アール・ヌーヴォー式のフレームでルルドの聖母の横顔を囲んだ優美なメダイ。クローバーの形にターコイズ・ブルー(トルコ石のブルー)のエナメルが施され、アール・ヌーヴォーの優美さに彩を添えています。
メダイの表(おもて)面は物思いにふける聖母の横顔を浮き彫りにしています。四輪の薔薇が聖母を取り囲んでいます。薔薇はもともと5枚の花弁を持つゆえに、受難の際にキリストが受けた五つの傷の象徴とされます。このメダイの聖母が悲しげに見えるのは、したがって、偶然ではありません。ぱっちりと目を見開いた少女のような聖母のメダイが多いなか、このメダイの聖母には深い精神性が感じられます。
裏面には聖母とベルナデットをあしらいます。聖母は右腕にロザリオを掛け、胸の前に両手を合わせています。ベルナデットはヴェールを被り、右手にロザリオ、左手にろうそくを持って跪いています。

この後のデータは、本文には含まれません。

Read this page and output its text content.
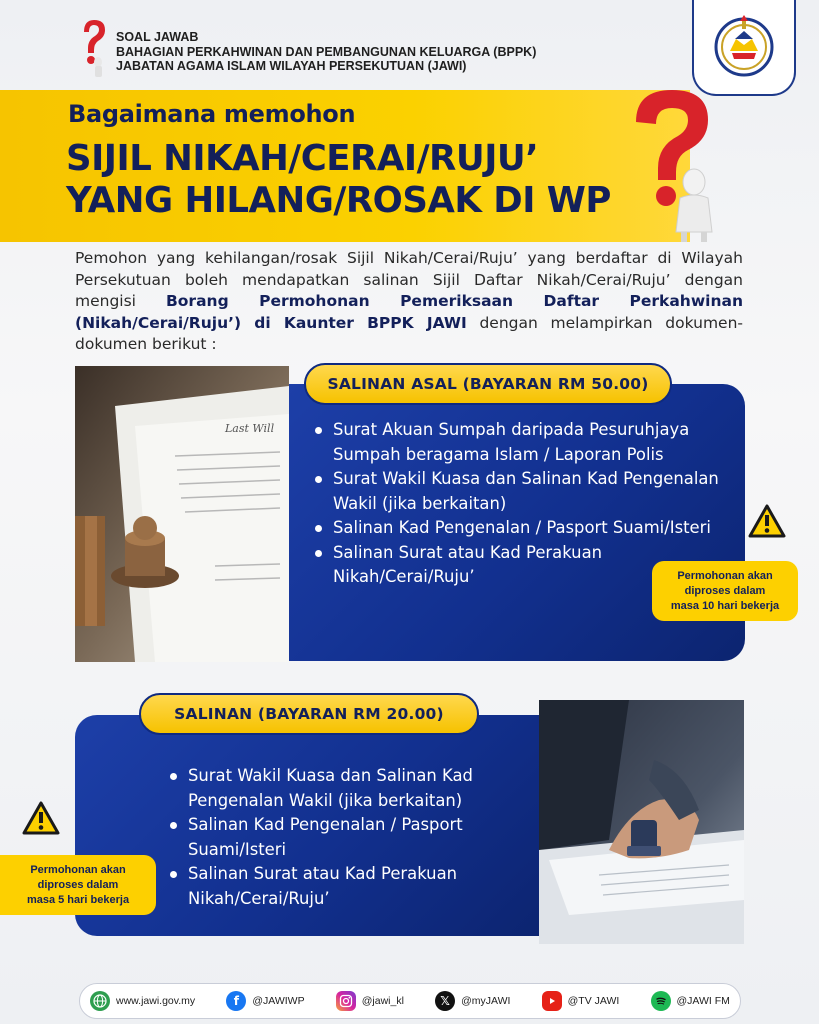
SOAL JAWAB
BAHAGIAN PERKAHWINAN DAN PEMBANGUNAN KELUARGA (BPPK)
JABATAN AGAMA ISLAM WILAYAH PERSEKUTUAN (JAWI)
Bagaimana memohon
SIJIL NIKAH/CERAI/RUJU’
YANG HILANG/ROSAK DI WP

Pemohon yang kehilangan/rosak Sijil Nikah/Cerai/Ruju’ yang berdaftar di Wilayah Persekutuan boleh mendapatkan salinan Sijil Daftar Nikah/Cerai/Ruju’ dengan mengisi Borang Permohonan Pemeriksaan Daftar Perkahwinan (Nikah/Cerai/Ruju’) di Kaunter BPPK JAWI dengan melampirkan dokumen-dokumen berikut :

Last Will
SALINAN ASAL (BAYARAN RM 50.00)
Surat Akuan Sumpah daripada Pesuruhjaya Sumpah beragama Islam / Laporan Polis
Surat Wakil Kuasa dan Salinan Kad Pengenalan Wakil (jika berkaitan)
Salinan Kad Pengenalan / Pasport Suami/Isteri
Salinan Surat atau Kad Perakuan Nikah/Cerai/Ruju’	Permohonan akan
diproses dalam
masa 10 hari bekerja
SALINAN (BAYARAN RM 20.00)
Surat Wakil Kuasa dan Salinan Kad Pengenalan Wakil (jika berkaitan)
Salinan Kad Pengenalan / Pasport Suami/Isteri
Salinan Surat atau Kad Perakuan Nikah/Cerai/Ruju’
Permohonan akan
diproses dalam
masa 5 hari bekerja
www.jawi.gov.my	f	@JAWIWP	@jawi_kl	𝕏	@myJAWI	@TV JAWI	@JAWI FM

ルルドのメダイのエマイユは大多数が透明なブルーで、不透明なトルコ石色のものは稀少です。またエマイユを施したルルドのメダイにおいて、聖母の横顔はなぜか大多数が左向きですが、このメダイの聖母は右を向いているのも珍しい点です。メダイのコンディションは、磨耗もほとんど無く、たいへん良好です。